In all, 23 models containing one docked SurA, 13 models containing two docked SurA, 3 models containing three SurA, and 1 model containing four SurA were built. Physical dimensions of these models are listed in SI Appendix, Table S6. Values for R_G and D_Max were calculated using HullRad (63). All models contained CHARMM hydrogens and were used to calculate predicted SANS profiles using the SasCalc server (70).

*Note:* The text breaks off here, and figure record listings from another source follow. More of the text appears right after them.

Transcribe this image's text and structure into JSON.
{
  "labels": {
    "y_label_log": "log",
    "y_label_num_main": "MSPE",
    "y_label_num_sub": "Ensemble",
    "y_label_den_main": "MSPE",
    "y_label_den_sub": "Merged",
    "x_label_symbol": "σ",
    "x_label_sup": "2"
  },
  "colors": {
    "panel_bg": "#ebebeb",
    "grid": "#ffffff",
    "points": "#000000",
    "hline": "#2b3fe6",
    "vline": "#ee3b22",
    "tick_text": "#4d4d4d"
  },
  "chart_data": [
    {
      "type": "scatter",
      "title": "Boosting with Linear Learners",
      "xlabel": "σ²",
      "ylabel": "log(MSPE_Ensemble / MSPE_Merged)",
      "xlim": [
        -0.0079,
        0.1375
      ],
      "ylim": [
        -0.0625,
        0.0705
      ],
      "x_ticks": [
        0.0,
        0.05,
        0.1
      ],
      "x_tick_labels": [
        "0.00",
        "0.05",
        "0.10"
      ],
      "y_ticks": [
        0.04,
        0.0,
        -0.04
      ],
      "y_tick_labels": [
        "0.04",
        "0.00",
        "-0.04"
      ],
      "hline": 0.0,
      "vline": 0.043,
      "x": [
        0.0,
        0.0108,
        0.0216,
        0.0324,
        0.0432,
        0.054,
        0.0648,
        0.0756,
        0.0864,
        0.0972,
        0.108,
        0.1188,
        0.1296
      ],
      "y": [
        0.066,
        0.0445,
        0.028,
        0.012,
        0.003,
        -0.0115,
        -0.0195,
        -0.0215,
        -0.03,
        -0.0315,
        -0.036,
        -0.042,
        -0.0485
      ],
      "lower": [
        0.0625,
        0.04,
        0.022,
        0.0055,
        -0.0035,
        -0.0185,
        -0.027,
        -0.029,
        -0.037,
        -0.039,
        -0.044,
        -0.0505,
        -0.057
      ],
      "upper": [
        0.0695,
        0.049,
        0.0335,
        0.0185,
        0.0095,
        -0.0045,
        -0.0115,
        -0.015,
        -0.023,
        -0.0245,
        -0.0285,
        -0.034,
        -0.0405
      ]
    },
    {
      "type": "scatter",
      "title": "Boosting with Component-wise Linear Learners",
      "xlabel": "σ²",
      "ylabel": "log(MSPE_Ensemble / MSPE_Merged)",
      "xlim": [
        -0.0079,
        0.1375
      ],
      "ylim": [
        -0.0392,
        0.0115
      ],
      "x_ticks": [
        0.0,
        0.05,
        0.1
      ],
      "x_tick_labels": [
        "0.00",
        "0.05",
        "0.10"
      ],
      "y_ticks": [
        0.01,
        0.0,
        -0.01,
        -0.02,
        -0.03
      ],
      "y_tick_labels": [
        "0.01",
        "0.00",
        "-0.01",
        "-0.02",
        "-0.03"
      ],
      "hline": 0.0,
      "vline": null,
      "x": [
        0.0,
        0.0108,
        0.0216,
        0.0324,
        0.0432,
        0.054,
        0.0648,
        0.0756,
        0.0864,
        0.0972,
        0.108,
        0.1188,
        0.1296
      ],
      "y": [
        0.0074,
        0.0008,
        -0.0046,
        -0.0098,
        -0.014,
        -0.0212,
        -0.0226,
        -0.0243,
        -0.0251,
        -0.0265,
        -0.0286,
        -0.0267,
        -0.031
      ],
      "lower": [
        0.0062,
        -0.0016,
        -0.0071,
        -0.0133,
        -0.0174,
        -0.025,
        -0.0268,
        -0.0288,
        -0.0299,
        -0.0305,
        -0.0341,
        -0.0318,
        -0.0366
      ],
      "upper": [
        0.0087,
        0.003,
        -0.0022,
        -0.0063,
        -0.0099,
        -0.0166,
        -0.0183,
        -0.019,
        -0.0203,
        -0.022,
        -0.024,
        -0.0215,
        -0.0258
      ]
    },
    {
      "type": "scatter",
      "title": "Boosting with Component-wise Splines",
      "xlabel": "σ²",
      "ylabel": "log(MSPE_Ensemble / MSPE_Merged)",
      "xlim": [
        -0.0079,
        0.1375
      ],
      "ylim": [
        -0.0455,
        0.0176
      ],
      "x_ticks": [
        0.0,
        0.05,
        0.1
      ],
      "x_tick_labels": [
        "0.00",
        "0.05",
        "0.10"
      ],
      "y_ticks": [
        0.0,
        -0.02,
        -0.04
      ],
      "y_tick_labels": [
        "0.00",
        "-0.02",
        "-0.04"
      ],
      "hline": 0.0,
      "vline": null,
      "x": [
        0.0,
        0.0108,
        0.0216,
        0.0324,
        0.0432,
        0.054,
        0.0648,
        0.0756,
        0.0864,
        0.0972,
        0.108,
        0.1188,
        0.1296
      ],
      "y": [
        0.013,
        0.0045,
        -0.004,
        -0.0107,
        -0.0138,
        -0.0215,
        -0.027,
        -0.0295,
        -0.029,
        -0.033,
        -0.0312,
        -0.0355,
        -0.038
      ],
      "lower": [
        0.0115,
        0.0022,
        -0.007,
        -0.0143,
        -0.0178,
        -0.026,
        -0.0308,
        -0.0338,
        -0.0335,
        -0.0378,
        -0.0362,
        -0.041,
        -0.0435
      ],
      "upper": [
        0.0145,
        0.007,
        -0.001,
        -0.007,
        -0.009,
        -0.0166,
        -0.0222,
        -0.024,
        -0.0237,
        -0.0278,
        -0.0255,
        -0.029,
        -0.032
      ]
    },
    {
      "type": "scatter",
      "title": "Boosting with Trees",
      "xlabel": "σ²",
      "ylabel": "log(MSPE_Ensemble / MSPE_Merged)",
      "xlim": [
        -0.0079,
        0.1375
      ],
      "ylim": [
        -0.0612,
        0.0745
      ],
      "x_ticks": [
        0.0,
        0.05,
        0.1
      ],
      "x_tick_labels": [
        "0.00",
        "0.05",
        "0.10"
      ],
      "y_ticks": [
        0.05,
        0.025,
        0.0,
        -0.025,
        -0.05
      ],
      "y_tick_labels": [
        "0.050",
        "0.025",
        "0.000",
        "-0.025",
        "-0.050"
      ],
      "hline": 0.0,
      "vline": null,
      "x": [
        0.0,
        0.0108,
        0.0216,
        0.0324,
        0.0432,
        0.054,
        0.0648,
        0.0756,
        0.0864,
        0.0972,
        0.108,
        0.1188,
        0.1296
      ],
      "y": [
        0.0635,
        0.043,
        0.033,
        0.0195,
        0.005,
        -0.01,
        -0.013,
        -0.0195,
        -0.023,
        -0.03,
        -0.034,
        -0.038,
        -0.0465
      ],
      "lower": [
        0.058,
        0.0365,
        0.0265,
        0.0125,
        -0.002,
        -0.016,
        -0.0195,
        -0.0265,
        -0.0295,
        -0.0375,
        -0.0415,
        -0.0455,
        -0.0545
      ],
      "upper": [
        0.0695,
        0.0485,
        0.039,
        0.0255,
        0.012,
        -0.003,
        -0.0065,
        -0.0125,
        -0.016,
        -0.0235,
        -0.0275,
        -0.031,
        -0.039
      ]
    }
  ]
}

Methods and information regarding the comparison of structural models to the 0% D₂O SANS profiles performed to generate the ensemble of structures shown in Fig. 5 are found in detail in SI Appendix. Models included in the sparse conformational ensemble of SurA-uOmpA₁₇₁ can be found at: https://github.com/KarenGFleming/SurAuOmpA.

Data Availability.

All raw data and detailed protocols, including gel images, SANS profiles, and SurA–uOmpA₁₇₁ models, are available at https://github.com/KarenGFleming/SurAuOmpA. SI Appendix includes detailed protocols and raw data associated with XL-MS experiments. All raw and analyzed mass spectra are available on ProteomeXchange under identifiers PXD021870 and PXD021872.

Change History

July 8, 2021: The Acknowledgments have been updated.